The National Weather Service confirmed at least 26 tornadoes hit Indiana on Sunday in the third largest such outbreak in one day in state history, meanwhile, and some of the thousands of Hoosiers still without electricity learned they might not have power restored until late Friday.
Tippecanoe School Corp. Superintendent Scott Hanback told his board of trustees that nearly 1,000 students from Southwestern Middle School and Mintonye Elementary School will resume classes Monday at a middle school with extra space available and at a church, the Journal & Courier reported.
"We know this: We aren't going to have school at Southwestern and Mintonye for a long time," Hanback said.
The weather service has not yet determined whether damage at the schools was caused by a tornado or straight-line winds. It's the second straight year that severe weather has left Indiana schools too damaged to continue classes. A tornado tore through southern Indiana's Henryville Junior-Senior High School on March 2, 2012.
Teachers from Mintonye were allowed to enter the school earlier Tuesday to collect belongings.
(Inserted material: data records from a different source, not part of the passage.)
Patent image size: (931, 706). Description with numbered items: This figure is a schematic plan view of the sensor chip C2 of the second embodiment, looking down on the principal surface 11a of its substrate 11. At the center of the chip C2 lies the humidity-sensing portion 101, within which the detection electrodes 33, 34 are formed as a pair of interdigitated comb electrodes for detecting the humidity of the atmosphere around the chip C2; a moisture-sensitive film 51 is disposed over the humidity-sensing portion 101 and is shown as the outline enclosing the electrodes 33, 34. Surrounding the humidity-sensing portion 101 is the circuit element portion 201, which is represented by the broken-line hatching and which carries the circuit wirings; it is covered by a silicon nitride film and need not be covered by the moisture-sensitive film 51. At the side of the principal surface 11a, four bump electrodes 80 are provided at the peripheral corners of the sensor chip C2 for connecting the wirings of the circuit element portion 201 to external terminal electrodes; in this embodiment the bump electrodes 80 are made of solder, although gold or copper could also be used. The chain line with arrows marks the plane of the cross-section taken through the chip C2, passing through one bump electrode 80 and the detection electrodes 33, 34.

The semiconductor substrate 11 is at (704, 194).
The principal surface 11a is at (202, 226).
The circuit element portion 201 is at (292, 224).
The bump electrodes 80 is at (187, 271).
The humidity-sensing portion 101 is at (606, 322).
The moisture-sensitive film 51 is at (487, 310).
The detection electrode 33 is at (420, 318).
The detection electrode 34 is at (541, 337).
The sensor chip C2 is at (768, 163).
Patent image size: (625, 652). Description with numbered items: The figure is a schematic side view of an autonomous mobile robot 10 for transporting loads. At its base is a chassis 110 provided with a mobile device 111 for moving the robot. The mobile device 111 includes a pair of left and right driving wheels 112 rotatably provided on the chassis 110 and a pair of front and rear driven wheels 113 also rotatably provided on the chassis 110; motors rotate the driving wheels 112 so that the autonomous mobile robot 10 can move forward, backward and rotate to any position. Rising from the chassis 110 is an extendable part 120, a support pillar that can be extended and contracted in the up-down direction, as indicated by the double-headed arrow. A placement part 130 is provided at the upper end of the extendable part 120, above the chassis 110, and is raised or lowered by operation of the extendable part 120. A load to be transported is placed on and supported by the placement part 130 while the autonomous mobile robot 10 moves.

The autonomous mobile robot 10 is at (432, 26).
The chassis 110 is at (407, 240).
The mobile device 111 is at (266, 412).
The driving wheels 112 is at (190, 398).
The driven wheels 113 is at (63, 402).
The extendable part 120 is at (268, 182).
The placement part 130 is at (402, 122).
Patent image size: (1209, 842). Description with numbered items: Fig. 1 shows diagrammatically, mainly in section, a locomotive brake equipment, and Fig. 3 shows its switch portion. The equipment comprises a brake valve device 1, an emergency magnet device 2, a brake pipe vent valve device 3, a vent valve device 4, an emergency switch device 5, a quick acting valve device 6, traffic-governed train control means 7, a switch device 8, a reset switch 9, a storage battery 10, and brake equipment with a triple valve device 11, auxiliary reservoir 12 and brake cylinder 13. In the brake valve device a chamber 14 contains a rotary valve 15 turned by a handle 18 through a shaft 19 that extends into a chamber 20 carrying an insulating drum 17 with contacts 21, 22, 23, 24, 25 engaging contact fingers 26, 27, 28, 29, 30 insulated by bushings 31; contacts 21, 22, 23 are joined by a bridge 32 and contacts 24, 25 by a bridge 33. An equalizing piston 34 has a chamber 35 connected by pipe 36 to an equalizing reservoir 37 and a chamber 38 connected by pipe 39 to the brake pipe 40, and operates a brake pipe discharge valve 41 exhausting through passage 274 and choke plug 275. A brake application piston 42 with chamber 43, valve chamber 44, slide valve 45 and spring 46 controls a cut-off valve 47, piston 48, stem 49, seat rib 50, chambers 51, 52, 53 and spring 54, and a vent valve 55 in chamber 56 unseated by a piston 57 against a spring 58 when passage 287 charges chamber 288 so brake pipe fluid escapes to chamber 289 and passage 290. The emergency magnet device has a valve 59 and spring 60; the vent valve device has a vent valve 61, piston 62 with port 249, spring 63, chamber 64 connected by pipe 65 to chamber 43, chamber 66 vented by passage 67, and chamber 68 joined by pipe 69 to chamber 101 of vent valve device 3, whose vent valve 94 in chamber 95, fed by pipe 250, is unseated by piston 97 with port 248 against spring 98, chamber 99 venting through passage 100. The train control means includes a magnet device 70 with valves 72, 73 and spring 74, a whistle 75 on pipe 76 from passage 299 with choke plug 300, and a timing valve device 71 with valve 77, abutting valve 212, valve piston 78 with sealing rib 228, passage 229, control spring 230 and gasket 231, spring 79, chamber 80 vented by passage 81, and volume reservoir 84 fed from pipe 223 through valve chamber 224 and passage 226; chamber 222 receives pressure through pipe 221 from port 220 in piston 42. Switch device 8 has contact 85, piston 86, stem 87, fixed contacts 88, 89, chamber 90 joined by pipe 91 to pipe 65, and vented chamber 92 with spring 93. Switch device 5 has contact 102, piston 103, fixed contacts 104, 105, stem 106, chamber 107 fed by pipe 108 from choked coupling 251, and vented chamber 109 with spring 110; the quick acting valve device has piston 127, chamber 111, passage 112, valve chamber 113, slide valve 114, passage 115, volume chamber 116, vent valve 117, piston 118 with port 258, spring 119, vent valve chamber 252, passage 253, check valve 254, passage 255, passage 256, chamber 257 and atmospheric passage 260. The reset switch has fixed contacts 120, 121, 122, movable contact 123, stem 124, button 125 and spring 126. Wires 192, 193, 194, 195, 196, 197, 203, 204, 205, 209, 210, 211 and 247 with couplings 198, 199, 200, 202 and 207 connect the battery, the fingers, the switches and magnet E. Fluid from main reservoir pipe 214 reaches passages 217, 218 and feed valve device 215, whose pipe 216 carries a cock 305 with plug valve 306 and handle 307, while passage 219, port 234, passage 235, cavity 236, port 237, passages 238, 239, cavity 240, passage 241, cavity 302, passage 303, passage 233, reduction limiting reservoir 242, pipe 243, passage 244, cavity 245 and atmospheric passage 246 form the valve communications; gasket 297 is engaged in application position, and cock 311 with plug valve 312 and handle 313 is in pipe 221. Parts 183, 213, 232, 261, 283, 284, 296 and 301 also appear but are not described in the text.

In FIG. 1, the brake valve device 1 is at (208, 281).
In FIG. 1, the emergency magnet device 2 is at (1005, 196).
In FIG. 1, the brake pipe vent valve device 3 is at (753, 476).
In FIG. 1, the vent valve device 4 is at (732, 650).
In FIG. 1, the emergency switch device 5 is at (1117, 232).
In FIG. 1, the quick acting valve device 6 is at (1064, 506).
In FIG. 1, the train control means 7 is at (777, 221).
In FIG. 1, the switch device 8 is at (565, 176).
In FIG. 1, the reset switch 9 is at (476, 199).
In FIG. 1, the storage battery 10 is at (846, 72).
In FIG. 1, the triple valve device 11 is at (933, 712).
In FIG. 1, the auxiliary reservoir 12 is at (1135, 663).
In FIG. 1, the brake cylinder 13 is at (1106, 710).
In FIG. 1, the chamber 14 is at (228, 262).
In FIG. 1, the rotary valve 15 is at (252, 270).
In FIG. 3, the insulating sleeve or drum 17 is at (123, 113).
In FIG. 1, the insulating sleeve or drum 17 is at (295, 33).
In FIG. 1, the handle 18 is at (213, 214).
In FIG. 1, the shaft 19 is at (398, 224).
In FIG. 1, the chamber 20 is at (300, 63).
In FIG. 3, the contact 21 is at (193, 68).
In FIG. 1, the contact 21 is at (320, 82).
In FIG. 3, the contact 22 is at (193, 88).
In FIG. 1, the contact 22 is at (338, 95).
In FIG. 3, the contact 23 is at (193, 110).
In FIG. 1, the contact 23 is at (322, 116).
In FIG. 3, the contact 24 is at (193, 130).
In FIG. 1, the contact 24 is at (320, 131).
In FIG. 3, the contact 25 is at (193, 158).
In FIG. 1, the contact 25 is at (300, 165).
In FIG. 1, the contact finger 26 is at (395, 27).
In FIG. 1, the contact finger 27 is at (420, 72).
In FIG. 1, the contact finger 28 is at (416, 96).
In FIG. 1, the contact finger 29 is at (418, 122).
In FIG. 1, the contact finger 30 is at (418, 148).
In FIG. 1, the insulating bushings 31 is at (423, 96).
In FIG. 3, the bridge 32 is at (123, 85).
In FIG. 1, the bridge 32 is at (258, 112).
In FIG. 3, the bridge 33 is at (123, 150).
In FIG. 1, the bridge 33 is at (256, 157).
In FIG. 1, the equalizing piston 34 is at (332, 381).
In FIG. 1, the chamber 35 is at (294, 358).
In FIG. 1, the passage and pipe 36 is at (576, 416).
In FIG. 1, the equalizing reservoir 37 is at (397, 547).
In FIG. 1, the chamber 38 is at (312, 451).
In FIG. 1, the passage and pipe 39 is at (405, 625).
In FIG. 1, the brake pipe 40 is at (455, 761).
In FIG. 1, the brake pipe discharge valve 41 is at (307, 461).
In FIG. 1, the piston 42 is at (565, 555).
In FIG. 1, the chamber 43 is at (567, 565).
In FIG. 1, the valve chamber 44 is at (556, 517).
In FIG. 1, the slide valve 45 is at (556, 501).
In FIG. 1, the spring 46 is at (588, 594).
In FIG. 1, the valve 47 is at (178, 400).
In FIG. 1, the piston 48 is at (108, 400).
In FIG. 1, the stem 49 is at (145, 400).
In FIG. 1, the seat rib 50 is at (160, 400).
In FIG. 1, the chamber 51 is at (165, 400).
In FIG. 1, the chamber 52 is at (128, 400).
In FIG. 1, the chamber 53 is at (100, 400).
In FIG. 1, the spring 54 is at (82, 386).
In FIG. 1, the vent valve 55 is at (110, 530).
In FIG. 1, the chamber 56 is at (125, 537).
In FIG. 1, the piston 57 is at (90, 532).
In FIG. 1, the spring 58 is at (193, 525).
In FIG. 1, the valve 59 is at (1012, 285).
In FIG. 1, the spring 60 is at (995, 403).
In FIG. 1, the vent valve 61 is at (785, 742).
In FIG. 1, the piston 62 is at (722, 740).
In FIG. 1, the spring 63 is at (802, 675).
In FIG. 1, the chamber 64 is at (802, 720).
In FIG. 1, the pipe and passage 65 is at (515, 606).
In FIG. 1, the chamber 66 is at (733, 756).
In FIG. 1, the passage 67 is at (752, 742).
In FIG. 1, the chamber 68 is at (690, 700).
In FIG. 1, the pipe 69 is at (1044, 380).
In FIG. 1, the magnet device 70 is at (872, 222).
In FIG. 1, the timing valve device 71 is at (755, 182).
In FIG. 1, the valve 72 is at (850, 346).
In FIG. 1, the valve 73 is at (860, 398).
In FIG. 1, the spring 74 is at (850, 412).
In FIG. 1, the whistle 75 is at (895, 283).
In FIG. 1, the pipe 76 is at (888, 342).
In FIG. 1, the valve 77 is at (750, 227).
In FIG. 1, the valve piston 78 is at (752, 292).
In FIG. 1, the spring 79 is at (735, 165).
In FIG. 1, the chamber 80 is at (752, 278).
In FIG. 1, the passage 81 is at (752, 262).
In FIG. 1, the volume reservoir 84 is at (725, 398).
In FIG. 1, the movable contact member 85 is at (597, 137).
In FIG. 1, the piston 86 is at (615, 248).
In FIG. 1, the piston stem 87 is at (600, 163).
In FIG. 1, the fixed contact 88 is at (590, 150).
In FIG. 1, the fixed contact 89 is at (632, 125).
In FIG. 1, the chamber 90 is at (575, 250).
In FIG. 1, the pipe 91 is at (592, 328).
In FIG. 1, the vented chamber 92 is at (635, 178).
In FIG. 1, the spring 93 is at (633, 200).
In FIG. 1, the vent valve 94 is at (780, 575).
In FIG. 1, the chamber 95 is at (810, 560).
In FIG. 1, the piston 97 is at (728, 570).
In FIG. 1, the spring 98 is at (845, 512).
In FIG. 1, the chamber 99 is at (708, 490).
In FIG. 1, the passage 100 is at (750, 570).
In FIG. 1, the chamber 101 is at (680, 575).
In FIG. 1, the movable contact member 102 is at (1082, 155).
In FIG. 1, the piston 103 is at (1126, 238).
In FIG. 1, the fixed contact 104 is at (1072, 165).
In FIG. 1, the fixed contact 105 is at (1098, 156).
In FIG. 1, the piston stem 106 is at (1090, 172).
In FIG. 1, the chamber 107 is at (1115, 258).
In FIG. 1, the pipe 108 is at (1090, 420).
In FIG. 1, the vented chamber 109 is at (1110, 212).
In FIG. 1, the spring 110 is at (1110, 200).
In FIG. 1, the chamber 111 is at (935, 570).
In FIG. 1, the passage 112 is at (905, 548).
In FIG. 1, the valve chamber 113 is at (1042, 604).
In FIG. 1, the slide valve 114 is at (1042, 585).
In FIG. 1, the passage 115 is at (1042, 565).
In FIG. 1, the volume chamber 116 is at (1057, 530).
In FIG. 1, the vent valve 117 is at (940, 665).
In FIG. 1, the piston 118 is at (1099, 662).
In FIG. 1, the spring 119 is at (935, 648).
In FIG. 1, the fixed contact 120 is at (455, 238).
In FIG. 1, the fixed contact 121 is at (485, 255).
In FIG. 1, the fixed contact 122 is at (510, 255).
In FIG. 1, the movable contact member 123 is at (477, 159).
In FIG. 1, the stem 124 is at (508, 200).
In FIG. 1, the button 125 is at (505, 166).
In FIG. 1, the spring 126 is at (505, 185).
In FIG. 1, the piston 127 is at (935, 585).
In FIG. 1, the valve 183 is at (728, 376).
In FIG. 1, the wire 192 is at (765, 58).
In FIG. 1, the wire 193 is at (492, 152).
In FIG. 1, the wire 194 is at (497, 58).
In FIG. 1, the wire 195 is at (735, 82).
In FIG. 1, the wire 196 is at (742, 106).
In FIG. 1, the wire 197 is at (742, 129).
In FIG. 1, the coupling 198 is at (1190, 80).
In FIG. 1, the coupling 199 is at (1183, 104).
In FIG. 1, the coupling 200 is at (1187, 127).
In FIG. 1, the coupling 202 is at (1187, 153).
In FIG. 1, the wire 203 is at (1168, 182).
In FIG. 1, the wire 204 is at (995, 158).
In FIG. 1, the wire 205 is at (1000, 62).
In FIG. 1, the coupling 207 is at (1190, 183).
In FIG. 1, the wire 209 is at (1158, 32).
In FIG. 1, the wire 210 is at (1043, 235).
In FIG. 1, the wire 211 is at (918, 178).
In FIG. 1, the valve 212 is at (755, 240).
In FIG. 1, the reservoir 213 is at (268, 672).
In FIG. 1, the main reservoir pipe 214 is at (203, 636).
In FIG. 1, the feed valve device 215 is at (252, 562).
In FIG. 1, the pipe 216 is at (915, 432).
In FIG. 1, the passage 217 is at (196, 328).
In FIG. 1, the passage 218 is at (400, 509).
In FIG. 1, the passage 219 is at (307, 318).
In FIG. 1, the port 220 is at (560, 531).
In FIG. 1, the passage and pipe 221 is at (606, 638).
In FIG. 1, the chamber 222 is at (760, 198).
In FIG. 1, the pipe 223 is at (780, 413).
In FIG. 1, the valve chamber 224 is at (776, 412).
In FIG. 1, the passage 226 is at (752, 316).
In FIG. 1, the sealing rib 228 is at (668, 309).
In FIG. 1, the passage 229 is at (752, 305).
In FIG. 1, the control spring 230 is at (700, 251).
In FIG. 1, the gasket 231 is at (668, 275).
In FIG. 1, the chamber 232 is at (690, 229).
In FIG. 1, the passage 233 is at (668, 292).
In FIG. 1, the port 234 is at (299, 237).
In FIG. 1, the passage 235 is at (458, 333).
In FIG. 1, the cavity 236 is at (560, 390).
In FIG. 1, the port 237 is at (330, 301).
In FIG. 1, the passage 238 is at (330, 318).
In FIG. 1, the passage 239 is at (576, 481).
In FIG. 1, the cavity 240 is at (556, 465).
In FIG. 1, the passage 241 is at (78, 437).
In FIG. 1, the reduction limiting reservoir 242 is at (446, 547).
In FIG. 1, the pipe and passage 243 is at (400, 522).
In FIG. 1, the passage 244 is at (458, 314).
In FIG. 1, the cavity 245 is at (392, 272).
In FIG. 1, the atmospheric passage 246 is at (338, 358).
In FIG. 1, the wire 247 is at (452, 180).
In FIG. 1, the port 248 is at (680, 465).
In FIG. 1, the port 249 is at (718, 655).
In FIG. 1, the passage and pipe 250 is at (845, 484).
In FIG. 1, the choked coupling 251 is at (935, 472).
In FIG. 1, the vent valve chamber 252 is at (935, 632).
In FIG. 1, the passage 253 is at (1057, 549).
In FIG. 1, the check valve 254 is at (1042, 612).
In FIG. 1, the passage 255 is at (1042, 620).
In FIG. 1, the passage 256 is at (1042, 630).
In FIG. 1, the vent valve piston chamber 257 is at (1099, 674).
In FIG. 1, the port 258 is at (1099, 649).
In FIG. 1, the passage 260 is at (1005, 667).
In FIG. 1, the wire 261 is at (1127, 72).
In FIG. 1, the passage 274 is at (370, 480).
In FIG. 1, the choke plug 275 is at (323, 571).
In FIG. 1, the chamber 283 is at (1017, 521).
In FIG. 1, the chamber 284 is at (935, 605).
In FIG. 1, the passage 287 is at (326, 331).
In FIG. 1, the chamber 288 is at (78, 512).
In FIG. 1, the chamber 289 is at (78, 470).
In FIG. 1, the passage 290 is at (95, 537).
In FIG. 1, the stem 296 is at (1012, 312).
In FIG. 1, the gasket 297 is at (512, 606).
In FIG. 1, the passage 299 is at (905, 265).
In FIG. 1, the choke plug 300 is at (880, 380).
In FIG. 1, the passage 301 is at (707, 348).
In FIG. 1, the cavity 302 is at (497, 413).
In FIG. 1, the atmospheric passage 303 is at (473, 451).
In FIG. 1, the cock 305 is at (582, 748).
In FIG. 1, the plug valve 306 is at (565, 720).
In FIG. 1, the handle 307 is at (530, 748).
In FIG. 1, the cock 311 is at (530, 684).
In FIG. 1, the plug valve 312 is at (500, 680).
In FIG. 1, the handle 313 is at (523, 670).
Only authorized personnel were allowed near the more severely damaged middle school.
The Indiana Department of Homeland Security remained in the early stages of assessing whether the damage from Sunday's storms was extensive enough to request federal disaster aid, spokesman John Erickson said. He urged government officials and individual residents to report damage to the state quickly.
"The sooner we get that information ... the better picture we have of how much damage we have and where we need to follow up," Erickson said.
Indiana utilities reported more than 16,500 customers remained without electricity Tuesday. That included nearly 7,300 customer of Indiana Michigan Power Co., which warned some of its customers in the Marion area might not have service restored until late Friday.
Duke Energy said most of its approximately 9,300 customers without power Tuesday were in its Lafayette and Kokomo districts. Duke said it must replace more than 100 utility poles damaged across those areas but expected to have power restored by noon Wednesday.
Kokomo police said they arrested four people for looting a tornado-damaged liquor store. Witnesses told police they saw the four people with backpacks exiting Soupley's liquor store Monday afternoon and leaving the area in an orange car. The Kokomo Tribune reports police stopped a matching vehicle a few blocks away and recovered about $100 worth of alcohol believed taken from the store.
The city has imposed a curfew for storm-damaged areas from 6 p.m. to 6 a.m. through Friday night.